Subió la gasolina, otra vez. Y eso no se queda solo en el tanque del carro; es apenas el comienzo del efecto dominó. Luego sube el supermercado, el transporte, los deliverys, los servicios y hasta pequeñas salidas que cada vez terminan costando más.

Y aunque no podemos controlar esos aumentos, el problema empieza cuando intentamos absorberlos sin hacer ajustes reales en nuestras finanzas. Seguimos gastando igual, usando la tarjeta para “resolver” y esperando que el próximo mes sea más fácil. Pero cuando los gastos aumentan y el ingreso sigue igual, ignorarlo solo termina apretando más el bolsillo.

Calcula el impacto real

No basta con “sentir que todo está más caro”. Calcula cuánto representa realmente ese aumento en tu presupuesto para poder tomar decisiones.

Por ejemplo, si ahora poner gasolina cuesta $10 más por semana, eso significa casi $40 adicionales al mes. Tener claridad te permite hacer ajustes y disminuir la ansiedad financiera.

Empieza ajustando tus gastos hormiga

La manera más rápida de encontrar dinero suele estar en las pequeñas fugas diarias: delivery, drinks, suscripciones que no usas, compras online o gastos impulsivos.

El problema no suele ser un gasto grande aislado, sino muchos pequeños gastos automáticos acumulándose al mismo tiempo.

No se trata de dejar de vivir, sino de revisar qué gastos realmente te aportan valor y cuáles simplemente se volvieron costumbre.

Deja de resolver todo con el carro

En Panamá, el que tiene carro está acostumbrado a usarlo para ir a la esquina y regresar. Hacemos múltiples salidas al día, resolvemos todo improvisando y muchas veces usamos el carro por costumbre, no por necesidad.

A veces el ahorro no está únicamente en gastar menos gasolina, sino en aprender a planificar mejor. Agrupar diligencias, organizar rutas, reducir salidas innecesarias, usar transporte público o incluso caminar puede generar más alivio financiero del que parece.

Revisa tu estilo de vida

Muchas personas siguen sosteniendo rutinas diseñadas para una versión de su vida que ya cambió.

Por ejemplo: vivir lejísimos del trabajo porque ya te acostumbraste, inscribirte en un gimnasio que implica cruzar toda la ciudad o hacer trayectos diarios innecesarios.

Recuerdo una amiga que tomó una decisión difícil, pero transformadora para sus finanzas: alquiló su casa en el oeste y se mudó con roommates cerca de su trabajo. Aunque al inicio parecía una locura, ese cambio temporal le permitió ahorrar gasolina, reducir gastos y generar un ingreso adicional que estabilizó su situación financiera.

Y no, la única solución no es mudarte. Pero sí cuestionarte si tu rutina actual sigue siendo eficiente o simplemente te acostumbraste a ella.

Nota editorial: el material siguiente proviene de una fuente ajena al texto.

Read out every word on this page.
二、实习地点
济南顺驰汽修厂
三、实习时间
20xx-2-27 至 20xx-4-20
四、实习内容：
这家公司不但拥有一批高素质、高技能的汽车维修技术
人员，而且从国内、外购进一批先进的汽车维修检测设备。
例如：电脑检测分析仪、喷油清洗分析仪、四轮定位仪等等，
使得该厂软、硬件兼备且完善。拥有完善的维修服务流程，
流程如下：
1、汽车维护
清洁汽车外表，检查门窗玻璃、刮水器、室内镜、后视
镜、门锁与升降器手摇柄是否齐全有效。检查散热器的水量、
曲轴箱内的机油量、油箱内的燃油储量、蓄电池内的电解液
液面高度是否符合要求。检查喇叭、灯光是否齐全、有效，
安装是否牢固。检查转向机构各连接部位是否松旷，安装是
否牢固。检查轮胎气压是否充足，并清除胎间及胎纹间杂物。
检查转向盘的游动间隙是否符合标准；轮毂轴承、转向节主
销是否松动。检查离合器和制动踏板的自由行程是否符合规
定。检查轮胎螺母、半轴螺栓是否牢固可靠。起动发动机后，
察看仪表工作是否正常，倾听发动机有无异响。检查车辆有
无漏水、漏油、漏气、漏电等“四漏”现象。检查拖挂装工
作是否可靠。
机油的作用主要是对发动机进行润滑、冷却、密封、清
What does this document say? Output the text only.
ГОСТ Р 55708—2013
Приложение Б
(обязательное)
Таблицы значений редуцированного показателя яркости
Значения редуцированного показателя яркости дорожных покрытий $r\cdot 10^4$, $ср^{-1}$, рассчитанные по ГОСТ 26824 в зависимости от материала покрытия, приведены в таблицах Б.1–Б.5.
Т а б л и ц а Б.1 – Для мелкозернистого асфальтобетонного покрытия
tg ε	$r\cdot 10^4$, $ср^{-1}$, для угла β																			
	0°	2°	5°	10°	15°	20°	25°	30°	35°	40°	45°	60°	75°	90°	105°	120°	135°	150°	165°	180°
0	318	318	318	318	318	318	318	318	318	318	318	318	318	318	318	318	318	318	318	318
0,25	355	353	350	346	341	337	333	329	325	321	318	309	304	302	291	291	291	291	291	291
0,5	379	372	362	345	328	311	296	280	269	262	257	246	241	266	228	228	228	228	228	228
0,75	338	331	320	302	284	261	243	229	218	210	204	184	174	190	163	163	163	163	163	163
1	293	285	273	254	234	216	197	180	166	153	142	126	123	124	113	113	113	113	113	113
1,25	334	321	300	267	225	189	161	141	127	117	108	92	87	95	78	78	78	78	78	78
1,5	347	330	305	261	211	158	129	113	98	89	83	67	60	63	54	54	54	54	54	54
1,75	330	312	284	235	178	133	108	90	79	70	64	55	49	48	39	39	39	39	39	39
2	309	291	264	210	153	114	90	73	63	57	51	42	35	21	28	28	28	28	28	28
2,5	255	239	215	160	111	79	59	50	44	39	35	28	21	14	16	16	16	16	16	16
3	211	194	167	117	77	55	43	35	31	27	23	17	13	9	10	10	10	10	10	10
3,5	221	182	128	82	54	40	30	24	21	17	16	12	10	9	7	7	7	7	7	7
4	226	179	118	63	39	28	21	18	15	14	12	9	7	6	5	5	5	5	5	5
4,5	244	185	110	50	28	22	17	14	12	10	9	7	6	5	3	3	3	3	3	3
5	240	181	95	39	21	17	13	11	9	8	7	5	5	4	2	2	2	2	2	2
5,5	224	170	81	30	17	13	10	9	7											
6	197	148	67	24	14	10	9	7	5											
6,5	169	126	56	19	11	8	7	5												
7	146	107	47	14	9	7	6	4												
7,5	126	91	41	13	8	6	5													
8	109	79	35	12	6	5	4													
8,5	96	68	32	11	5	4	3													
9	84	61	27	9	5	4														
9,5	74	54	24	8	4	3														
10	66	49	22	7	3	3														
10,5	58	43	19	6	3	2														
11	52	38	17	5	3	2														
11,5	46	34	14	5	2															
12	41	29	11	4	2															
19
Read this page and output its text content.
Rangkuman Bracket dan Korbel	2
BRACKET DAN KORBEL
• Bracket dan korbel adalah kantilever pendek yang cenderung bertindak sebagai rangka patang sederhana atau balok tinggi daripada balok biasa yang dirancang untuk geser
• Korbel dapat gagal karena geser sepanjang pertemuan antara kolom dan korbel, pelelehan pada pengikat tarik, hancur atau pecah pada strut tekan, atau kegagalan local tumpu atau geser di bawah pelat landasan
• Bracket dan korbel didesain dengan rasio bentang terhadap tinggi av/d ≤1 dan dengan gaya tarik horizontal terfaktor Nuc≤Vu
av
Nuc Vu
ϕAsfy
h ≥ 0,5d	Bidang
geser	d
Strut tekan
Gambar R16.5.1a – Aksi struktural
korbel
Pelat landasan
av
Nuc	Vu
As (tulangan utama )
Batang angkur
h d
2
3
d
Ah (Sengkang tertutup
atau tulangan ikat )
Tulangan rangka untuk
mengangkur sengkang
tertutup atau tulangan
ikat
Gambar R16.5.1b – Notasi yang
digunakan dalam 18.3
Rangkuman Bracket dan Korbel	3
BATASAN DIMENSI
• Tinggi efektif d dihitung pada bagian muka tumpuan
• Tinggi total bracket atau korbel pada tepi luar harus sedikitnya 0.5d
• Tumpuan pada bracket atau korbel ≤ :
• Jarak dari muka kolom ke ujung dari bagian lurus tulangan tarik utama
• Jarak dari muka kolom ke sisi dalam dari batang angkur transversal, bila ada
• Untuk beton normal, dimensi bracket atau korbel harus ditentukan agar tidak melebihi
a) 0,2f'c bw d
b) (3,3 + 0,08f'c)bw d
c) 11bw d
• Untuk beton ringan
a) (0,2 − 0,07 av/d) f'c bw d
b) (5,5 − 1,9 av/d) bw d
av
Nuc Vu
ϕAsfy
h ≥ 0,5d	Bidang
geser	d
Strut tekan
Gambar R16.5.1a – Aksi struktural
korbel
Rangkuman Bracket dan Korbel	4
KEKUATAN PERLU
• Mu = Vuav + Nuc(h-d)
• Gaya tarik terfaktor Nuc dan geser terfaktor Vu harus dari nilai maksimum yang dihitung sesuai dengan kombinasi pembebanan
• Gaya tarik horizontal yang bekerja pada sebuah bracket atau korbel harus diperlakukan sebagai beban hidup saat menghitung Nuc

Usa este momento para fortalecer tus finanzas

Aunque suene contradictorio, momentos como este también pueden ser una oportunidad para ordenar mejor el dinero.

Aprovecha para revisar gastos fijos, reorganizar deudas caras o generar ingresos adicionales. Porque cuando el costo de vida sube, queda mucho más claro qué hábitos están descontrolados y qué tan dependientes somos de vivir al límite cada mes.

Porque la tranquilidad financiera no depende de que los precios nunca suban. Depende de qué tan preparado estás para ajustarte sin perder el control de tus finanzas.

* Las opiniones emitidas en este escrito son responsabilidad exclusiva de su autora.